Pi writes JSONL into ~/.pi/agent/sessions/--<encoded-cwd>--/. The encoding is pi’s own (path separators → -, surrounding --). lazyagent reverses it to surface the original CWD in the UI.

OpenCode

OpenCode uses SQLite with relational tables (session, message, part). lazyagent polls every 3 seconds and detects sub-agents via parent_id. Tool names are normalized to the same activity taxonomy as the other agents.

Kilo

Kilo’s CLI stores sessions in an OpenCode-compatible SQLite database at ~/.local/share/kilo/kilo.db. lazyagent reuses the OpenCode SQLite parser, polls every 3 seconds, detects sub-agents via parent_id, and normalizes tool names into the shared activity taxonomy. The KILO_DATA_DIR environment variable can override the data directory.

Grok CLI

Grok writes one directory per session, two levels deep under ~/.grok/sessions/<url-encoded-cwd>/<session-uuid>/. Each session directory holds a summary.json (metadata), a chat_history.jsonl (transcript), an updates.jsonl stream, and several smaller files. lazyagent reads summary.json plus chat_history.jsonl and decodes the cwd from the standard URL percent-encoding of the parent directory name.

No per-session cost. Grok’s on-disk data does not expose an input/output/cache token split, so Grok sessions show no per-session token or cost figures in any interface — those fields are left at zero. (The separate lazyagent limits command still reports Grok’s monthly billing window; that uses Grok’s billing API, not on-disk session data.)

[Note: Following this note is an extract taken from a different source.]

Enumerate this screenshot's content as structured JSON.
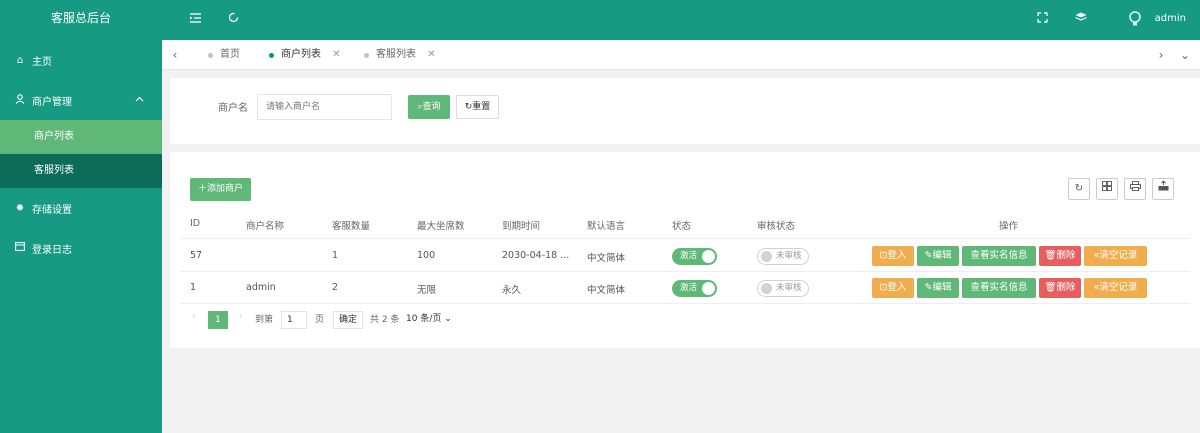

Subagent sessions (session_kind: "subagent" in summary.json) are treated as sidechains and hidden from the default list, the same as Claude’s sub-agent sessions.

Kimi Code CLI

Kimi writes one directory per session under ~/.kimi-code/sessions/wd_<name>_<hash>/<session-id>/. lazyagent resolves each session’s working directory through ~/.kimi-code/session_index.jsonl, which maps every session directory to its absolute CWD.

Each session directory carries its main agent’s event stream at agents/main/wire.jsonl (subagents live under agents/<id>/wire.jsonl) plus state.json (title and session metadata). lazyagent reads wire.jsonl for activity state, tool calls, recent messages, timestamps, and token counters, and also uses it to power lazyagent search.

Two on-disk encodings coexist: sessions imported from the legacy kimi-cli materialize the whole conversation as context.append_message events, while native kimi-code sessions stream assistant content, tool calls and token usage through context.append_loop_event / usage.record events. lazyagent parses both.

Kimi’s local token counters include input, cache-read, cache-creation, and output tokens, so lazyagent shows token totals. Cost is only estimated when the model name matches a known pricing entry.

What’s not supported (yet)

  • Roo Code, Continue, Cline, Aider, and other agents with their own storage layouts — send an issue or PR with the on-disk format and we’ll add a provider.
  • The destructive maintenance commands intentionally omit Cursor, OpenCode, and Kilo (third-party SQLite databases) and Amp (remote-resynced local files). Kimi is covered by both prune and compact; compaction rewrites its session JSONL files and nested subagent outputs while leaving metadata and prompts intact. See Prune and Compact for the reasoning.